L’histoire cachée du lieu

Edward S. casey
L’étude entend montrer que, si le temps est finalement unique, l’espace, lui, est originellement (et non du fait de la constitution de l’être-au-monde) multiple. Une analyse d’un passage du Timée où la Chôra est dite tithênê (nourrice) permet d’asseoir une interprétation de la différence foncière entre espace et lieu. Le lieu a progressivement disparu pour s’absorber dans l’espace neutre qui traduit homologiquement l’infinité divine ou pour s’atténuer dans le site. Il est difficile de trouver une analyse adéquate du lieu depuis la mort de Leibniz (1916) jusqu’à la thèse de Bergson en latin sur la notion aristotélicienne de lieu.
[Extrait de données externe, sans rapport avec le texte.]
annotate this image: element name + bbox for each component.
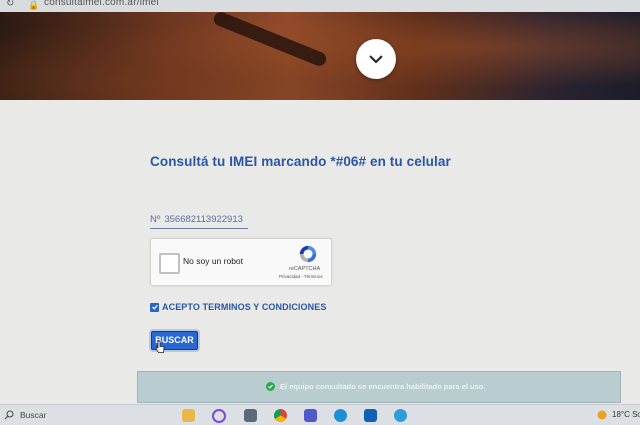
hero-banner bbox=[0, 10, 640, 100]
taskbar-search-label: Buscar bbox=[20, 410, 47, 420]
file-explorer-icon[interactable] bbox=[182, 409, 195, 422]
result-banner: El equipo consultado se encuentra habili… bbox=[137, 371, 621, 403]
terms-label: ACEPTO TERMINOS Y CONDICIONES bbox=[162, 302, 327, 312]
checkmark-icon bbox=[151, 304, 158, 310]
imei-input[interactable]: Nº 356682113922913 bbox=[150, 212, 248, 229]
recaptcha-links[interactable]: Privacidad - Términos bbox=[279, 274, 323, 279]
taskbar-search[interactable]: Buscar bbox=[4, 410, 46, 420]
recaptcha-widget: No soy un robot reCAPTCHA Privacidad - T… bbox=[150, 238, 332, 286]
taskbar: Buscar 18°C So bbox=[0, 404, 640, 425]
cortana-icon[interactable] bbox=[212, 409, 226, 423]
chevron-down-icon bbox=[369, 55, 383, 64]
scroll-down-button[interactable] bbox=[356, 39, 396, 79]
hand-cursor-icon bbox=[155, 340, 165, 353]
recaptcha-checkbox[interactable] bbox=[159, 253, 180, 274]
chrome-icon[interactable] bbox=[274, 409, 287, 422]
page-title: Consultá tu IMEI marcando *#06# en tu ce… bbox=[150, 154, 451, 169]
result-message: El equipo consultado se encuentra habili… bbox=[280, 382, 486, 391]
url-text[interactable]: consultaimei.com.ar/imei bbox=[44, 0, 159, 8]
recaptcha-brand: reCAPTCHA bbox=[289, 266, 321, 272]
hero-decoration bbox=[211, 10, 329, 68]
teams-icon[interactable] bbox=[304, 409, 317, 422]
terms-checkbox-row[interactable]: ACEPTO TERMINOS Y CONDICIONES bbox=[150, 302, 326, 312]
edge-icon[interactable] bbox=[334, 409, 347, 422]
reload-icon[interactable]: ↻ bbox=[6, 0, 14, 9]
recaptcha-label: No soy un robot bbox=[183, 256, 244, 266]
imei-value: 356682113922913 bbox=[164, 214, 243, 225]
edge-dev-icon[interactable] bbox=[394, 409, 407, 422]
calculator-icon[interactable] bbox=[244, 409, 257, 422]
lock-icon: 🔒 bbox=[28, 0, 40, 10]
search-icon bbox=[4, 410, 14, 420]
terms-checkbox[interactable] bbox=[150, 302, 159, 312]
check-circle-icon bbox=[266, 382, 275, 391]
outlook-icon[interactable] bbox=[364, 409, 377, 422]
recaptcha-logo-icon bbox=[299, 245, 317, 263]
imei-prefix: Nº bbox=[150, 214, 161, 225]
weather-icon[interactable] bbox=[596, 409, 608, 421]
tray-temperature[interactable]: 18°C So bbox=[612, 410, 640, 419]
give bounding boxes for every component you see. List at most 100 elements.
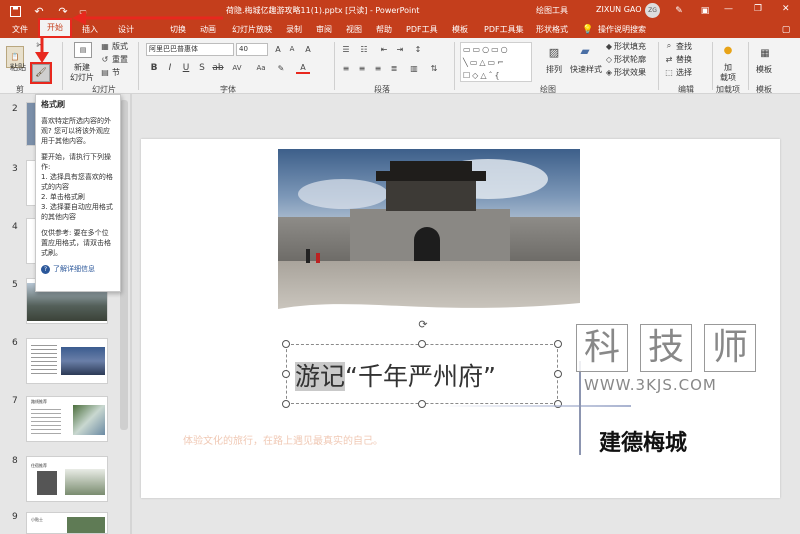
shapes-gallery-icons: ▭▭○▭○ ╲▭△▭⌐ ☐◇△ˆ{ <box>463 45 510 80</box>
tab-file[interactable]: 文件 <box>12 22 28 38</box>
tab-pdf-toolset[interactable]: PDF工具集 <box>484 22 524 38</box>
arrange-button[interactable]: 排列 <box>546 64 562 75</box>
shape-fill-button[interactable]: 形状填充 <box>614 41 646 52</box>
tab-help[interactable]: 帮助 <box>376 22 392 38</box>
resize-handle[interactable] <box>418 400 426 408</box>
arrange-icon[interactable]: ▨ <box>546 44 562 60</box>
tab-review[interactable]: 审阅 <box>316 22 332 38</box>
align-left-icon[interactable]: ≡ <box>340 62 352 74</box>
tab-slideshow[interactable]: 幻灯片放映 <box>232 22 272 38</box>
section-button[interactable]: 节 <box>112 67 120 78</box>
resize-handle[interactable] <box>282 400 290 408</box>
resize-handle[interactable] <box>554 340 562 348</box>
close-button[interactable]: ✕ <box>782 4 790 14</box>
char-spacing-icon[interactable]: AV <box>230 62 244 74</box>
template-button[interactable]: 模板 <box>756 64 772 75</box>
line-spacing-icon[interactable]: ↕ <box>412 43 424 55</box>
slide-thumbnail[interactable]: 小贴士 <box>26 512 108 534</box>
slide-number: 5 <box>12 280 18 290</box>
slide-thumbnail[interactable]: 住宿推荐 <box>26 456 108 502</box>
resize-handle[interactable] <box>282 340 290 348</box>
addins-icon[interactable]: ● <box>722 44 734 56</box>
photo-roof <box>376 171 486 181</box>
restore-button[interactable]: ❐ <box>754 4 762 14</box>
increase-indent-icon[interactable]: ⇥ <box>394 43 406 55</box>
resize-handle[interactable] <box>418 340 426 348</box>
tab-pdf-tools[interactable]: PDF工具 <box>406 22 438 38</box>
clear-format-icon[interactable]: A <box>302 43 314 55</box>
current-slide[interactable]: ⟳ 游记“千年严州府” 体验文化的旅行，在路上遇见最真实的自己。 建德梅城 <box>141 139 780 498</box>
thumb-image <box>61 347 105 375</box>
tab-template[interactable]: 模板 <box>452 22 468 38</box>
columns-icon[interactable]: ▥ <box>408 62 420 74</box>
quick-styles-icon[interactable]: ▰ <box>576 42 594 60</box>
undo-icon[interactable]: ↶ <box>32 4 46 18</box>
highlight-icon[interactable]: ✎ <box>274 62 288 74</box>
tab-record[interactable]: 录制 <box>286 22 302 38</box>
slide-number: 6 <box>12 338 18 348</box>
shape-fill-icon: ◆ <box>605 41 613 51</box>
increase-font-icon[interactable]: A <box>272 43 284 55</box>
tooltip-step-2: 2. 单击格式刷 <box>41 193 85 201</box>
avatar[interactable]: ZG <box>645 3 660 18</box>
pen-icon[interactable]: ✎ <box>672 4 686 18</box>
align-right-icon[interactable]: ≡ <box>372 62 384 74</box>
minimize-button[interactable]: — <box>724 4 733 14</box>
tab-view[interactable]: 视图 <box>346 22 362 38</box>
rotate-handle-icon[interactable]: ⟳ <box>416 317 430 331</box>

This study aims at making clear that, if, on the one hand, time is finally unique, while, on the other hand, we can say that space is in itself, and not for transcendantal reasons (the constitution of human subjectivity), a many-fold entity. By considering with great accuracy Plato’s Timæus, where topos as chôra appears as tithênê (a nurse), we are able to interpret the very real distinction between space and place. Place has progressively disappeared, being absorbed in this homology of God’s infinite, which is indeed Newton’s neutral space, or at least being weakened in « site » (Ort). We will hardly find, between Leibniz’ death and Bergson’s latin thesis on aristotelician conception of topos, one correct study about place.